The Environmental Studies Program at Albertson College of Idaho complements the College’s mission of promoting lifelong learning, personal development, and community leadership through offering students an education in the complex relationships among natural systems and human cultures. The interdisciplinary program encourages students to question their own cultural and environmental attitudes and examine these values in their lives and work. In addition, the program provides students the necessary skills to think critically, obtain and analyze data, speak and write effectively about the environment, and actively engage in their communities.

Environmental Studies (ES) is a field of study that explores the various and complex relationships that exist between human beings and their environment. Because understanding these relationships requires a variety of critical perspectives, the major is interdisciplinary and writing-intensive: it includes courses in the humanities, the natural sciences, and the social sciences. The ES program includes components of ecology and environmental systems, the impacts of aesthetic representations of the environment, the history of environmental thought, the role of public policy and ethics in environmental decision-making, the various conceptions of "environment" held by different cultures, and the global nature of environmental problems.

All ES majors and minors complete a set of "Core" courses. In addition, to ensure in-depth training in a specific discipline, the ES major also includes a "Focus" area. Through its "Core" courses, the ES Program provides a unique opportunity for students to organize their Liberal Arts Core requirements around the interdisciplinary study of a broad and multifaceted theme: the environment.

Students interested in the following areas may find the ES Program particularly useful: careers in education, public policy, resource management, public health, public administration, international development, the non-profit sector, or the sciences; or graduate study in environmental law or policy, science, economics, or environmental literature.

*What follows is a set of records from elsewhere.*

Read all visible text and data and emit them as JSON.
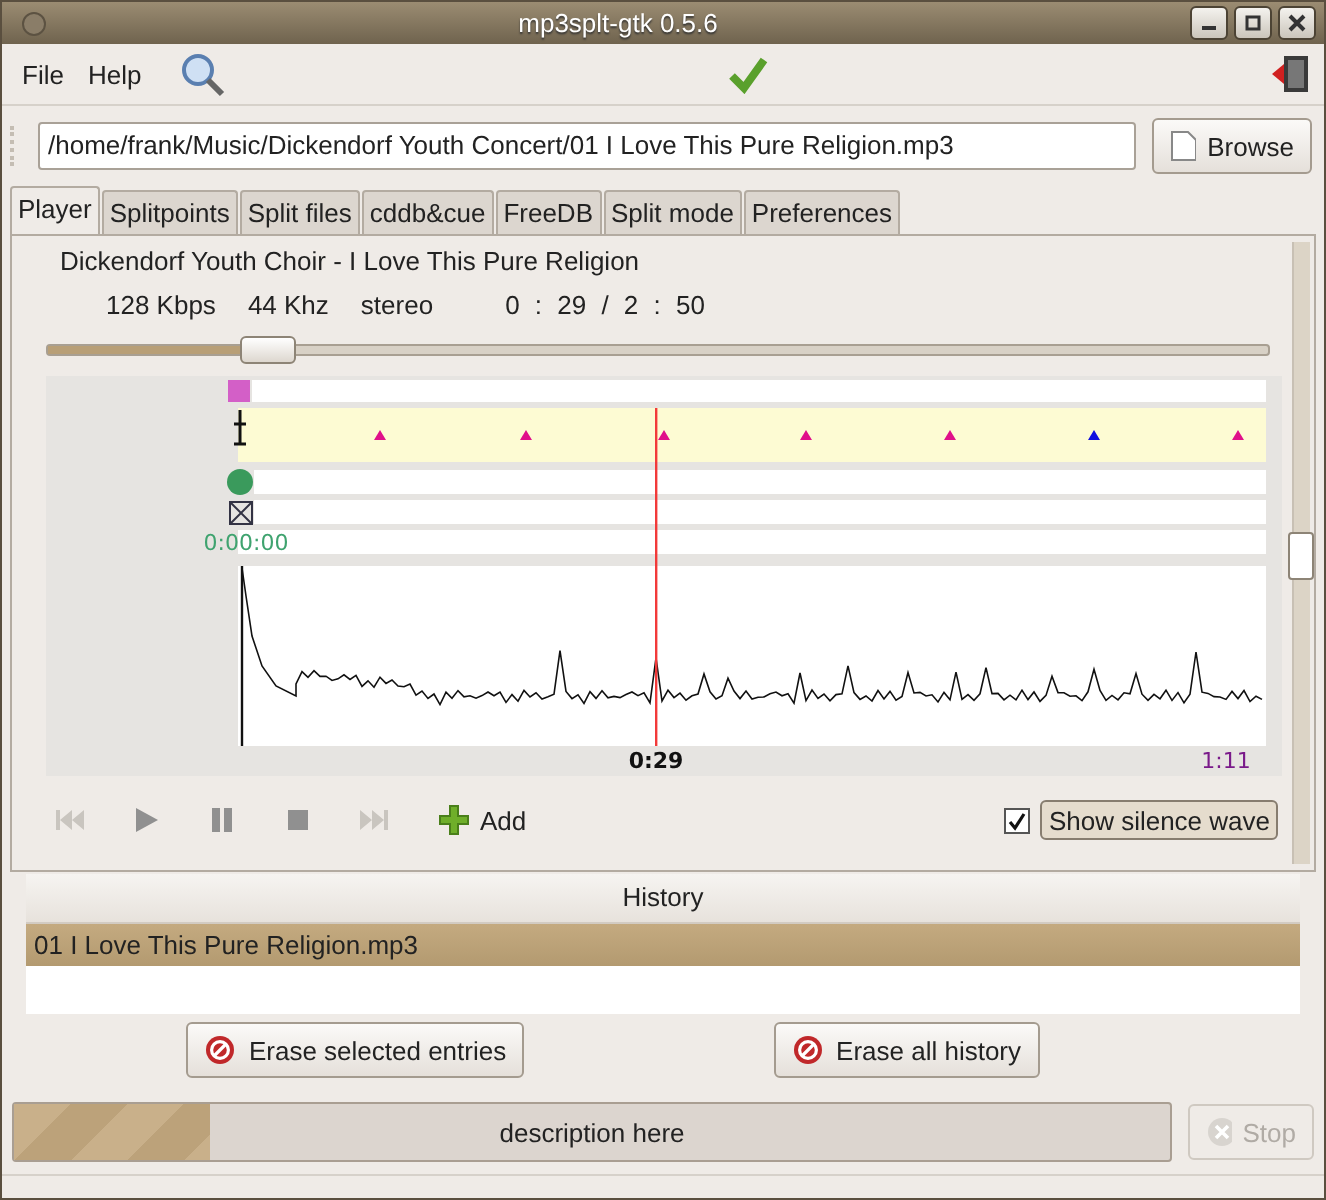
{
  "window": {
    "title": "mp3splt-gtk 0.5.6"
  },
  "menu": [
    {
      "label": "File"
    },
    {
      "label": "Help"
    }
  ],
  "file_path": {
    "value": "/home/frank/Music/Dickendorf Youth Concert/01 I Love This Pure Religion.mp3"
  },
  "browse_button": {
    "label": "Browse"
  },
  "tabs": [
    {
      "label": "Player",
      "selected": true
    },
    {
      "label": "Splitpoints",
      "selected": false
    },
    {
      "label": "Split files",
      "selected": false
    },
    {
      "label": "cddb&cue",
      "selected": false
    },
    {
      "label": "FreeDB",
      "selected": false
    },
    {
      "label": "Split mode",
      "selected": false
    },
    {
      "label": "Preferences",
      "selected": false
    }
  ],
  "player": {
    "song_title": "Dickendorf Youth Choir - I Love This Pure Religion",
    "bitrate": "128 Kbps",
    "frequency": "44 Khz",
    "mode": "stereo",
    "time": "0 : 29 / 2 : 50",
    "seek": {
      "level": 0.18
    },
    "timeline": {
      "start_time": "0:00:00",
      "cursor_time": "0:29",
      "end_time": "1:11"
    },
    "controls": [
      {
        "kind": "previous",
        "disabled": true
      },
      {
        "kind": "play",
        "disabled": false
      },
      {
        "kind": "pause",
        "disabled": false
      },
      {
        "kind": "stop",
        "disabled": false
      },
      {
        "kind": "next",
        "disabled": true
      }
    ],
    "add_button": {
      "label": "Add"
    },
    "silence_wave": {
      "label": "Show silence wave",
      "checked": true
    }
  },
  "history": {
    "header": "History",
    "rows": [
      {
        "name": "01 I Love This Pure Religion.mp3",
        "selected": true
      }
    ],
    "buttons": [
      {
        "label": "Erase selected entries"
      },
      {
        "label": "Erase all history"
      }
    ]
  },
  "status": {
    "description": "description here",
    "level": 0.17,
    "stop_button": {
      "label": "Stop",
      "disabled": true
    }
  }
}
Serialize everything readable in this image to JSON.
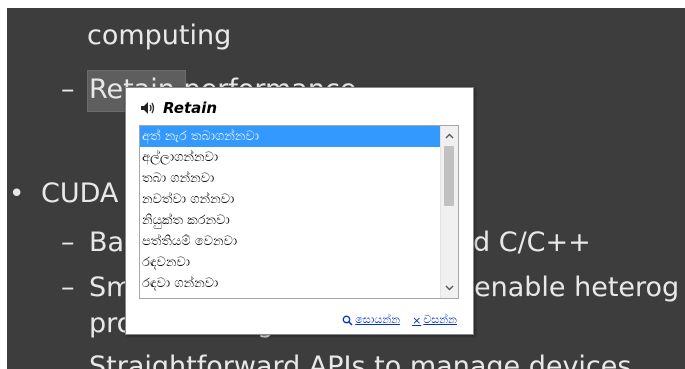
{
  "slide": {
    "line_top_partial": "",
    "line_computing": "computing",
    "line_retain_prefix": "Retain",
    "line_retain_suffix": " performance",
    "line_cuda": "CUDA",
    "line_bas": "Bas",
    "line_bas_tail": "d C/C++",
    "line_sm": "Sm",
    "line_sm_tail": "enable heterog",
    "line_pro": "pro",
    "line_pro_tail": "g",
    "line_straightforward": "Straightforward APIs to manage devices",
    "dash": "–",
    "bullet": "•"
  },
  "popup": {
    "headword": "Retain",
    "speaker_icon": "speaker-icon",
    "items": [
      "අත් නැර තබාගන්නවා",
      "අල්ලාගන්නවා",
      "තබා ගන්නවා",
      "නවත්වා ගන්නවා",
      "නියුක්ත කරනවා",
      "පත්තියම් වෙනවා",
      "රඳවනවා",
      "රඳවා ගන්නවා"
    ],
    "selected_index": 0,
    "footer": {
      "search_label": "සොයන්න",
      "search_icon": "magnifier-icon",
      "close_label": "වසන්න",
      "close_icon": "close-icon"
    }
  },
  "colors": {
    "slide_bg": "#3d3d3d",
    "slide_text": "#e8e8e8",
    "selection": "#3399ff",
    "link": "#0033cc"
  }
}
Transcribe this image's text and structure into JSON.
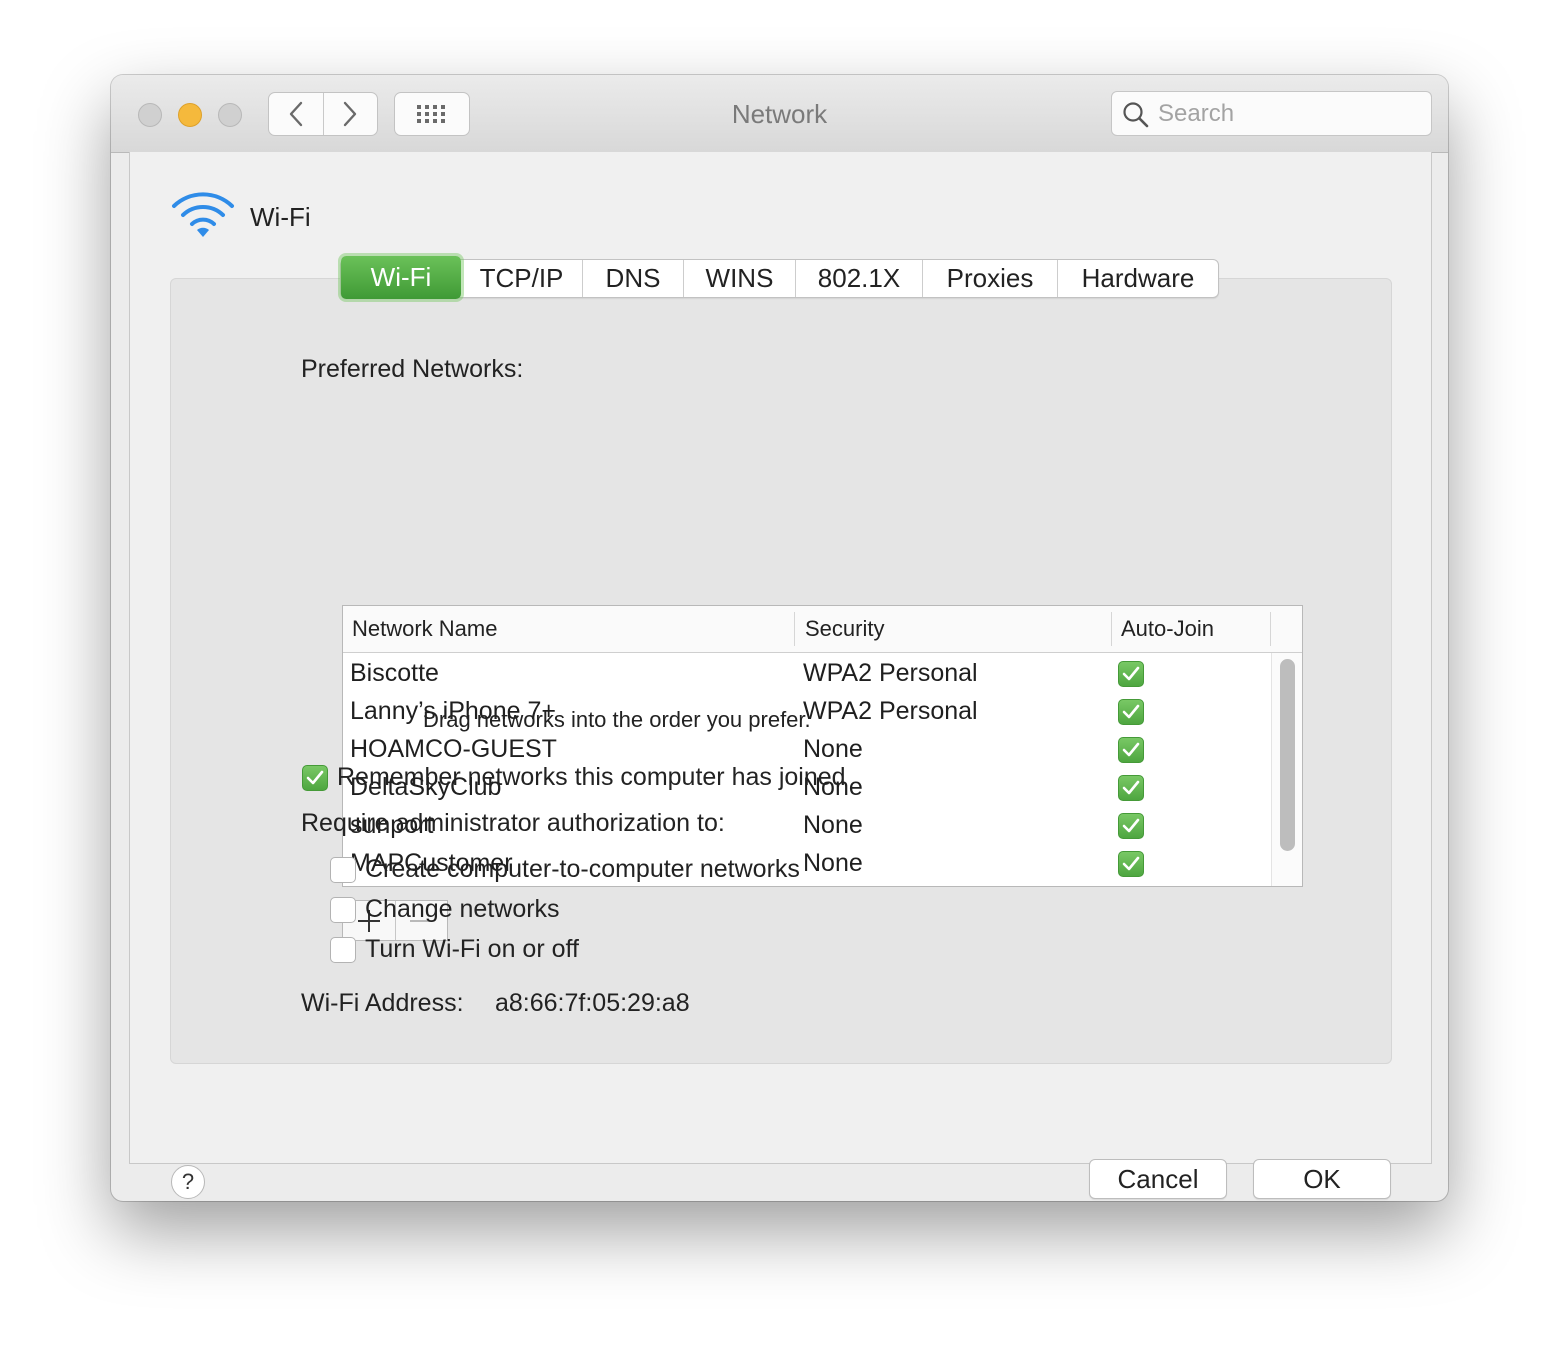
{
  "window": {
    "title": "Network"
  },
  "search": {
    "placeholder": "Search"
  },
  "service": {
    "name": "Wi-Fi"
  },
  "tabs": [
    "Wi-Fi",
    "TCP/IP",
    "DNS",
    "WINS",
    "802.1X",
    "Proxies",
    "Hardware"
  ],
  "active_tab": "Wi-Fi",
  "preferred": {
    "label": "Preferred Networks:",
    "columns": {
      "name": "Network Name",
      "security": "Security",
      "autojoin": "Auto-Join"
    },
    "rows": [
      {
        "name": "Biscotte",
        "security": "WPA2 Personal",
        "auto_join": true
      },
      {
        "name": "Lanny’s iPhone 7+",
        "security": "WPA2 Personal",
        "auto_join": true
      },
      {
        "name": "HOAMCO-GUEST",
        "security": "None",
        "auto_join": true
      },
      {
        "name": "DeltaSkyClub",
        "security": "None",
        "auto_join": true
      },
      {
        "name": "sunport",
        "security": "None",
        "auto_join": true
      },
      {
        "name": "MAPCustomer",
        "security": "None",
        "auto_join": true
      }
    ],
    "drag_hint": "Drag networks into the order you prefer."
  },
  "remember": {
    "label": "Remember networks this computer has joined",
    "checked": true
  },
  "require": {
    "label": "Require administrator authorization to:",
    "create_label": "Create computer-to-computer networks",
    "change_label": "Change networks",
    "toggle_label": "Turn Wi-Fi on or off"
  },
  "address": {
    "label": "Wi-Fi Address:",
    "value": "a8:66:7f:05:29:a8"
  },
  "buttons": {
    "help": "?",
    "cancel": "Cancel",
    "ok": "OK"
  },
  "colors": {
    "accent_green": "#4ea640",
    "wifi_blue": "#2f8ce8",
    "minimize_yellow": "#f5b93c"
  }
}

Given the interdisciplinary nature of environmental studies, the ES major is unusually large. Therefore, students planning to pursue an ES major should meet with an ES faculty member (listed below) and begin taking courses in the ES Core no later than the start of their sophomore year.

Faculty: Jim Angresano (Political Economy), Denny Clark (Religion),  Michael Hitchman (Mathematics), Rochelle Johnson (English), Jasper LiCalzi (Political Economy), Don Mansfield (Biology), Tim Otter (Biology), Kathy Seibold (Anthropology), Scott Truksa (Chemistry), Elizabeth Wakeman (Philosophy), Chris Walser (Biology), Eric Yensen (Biology).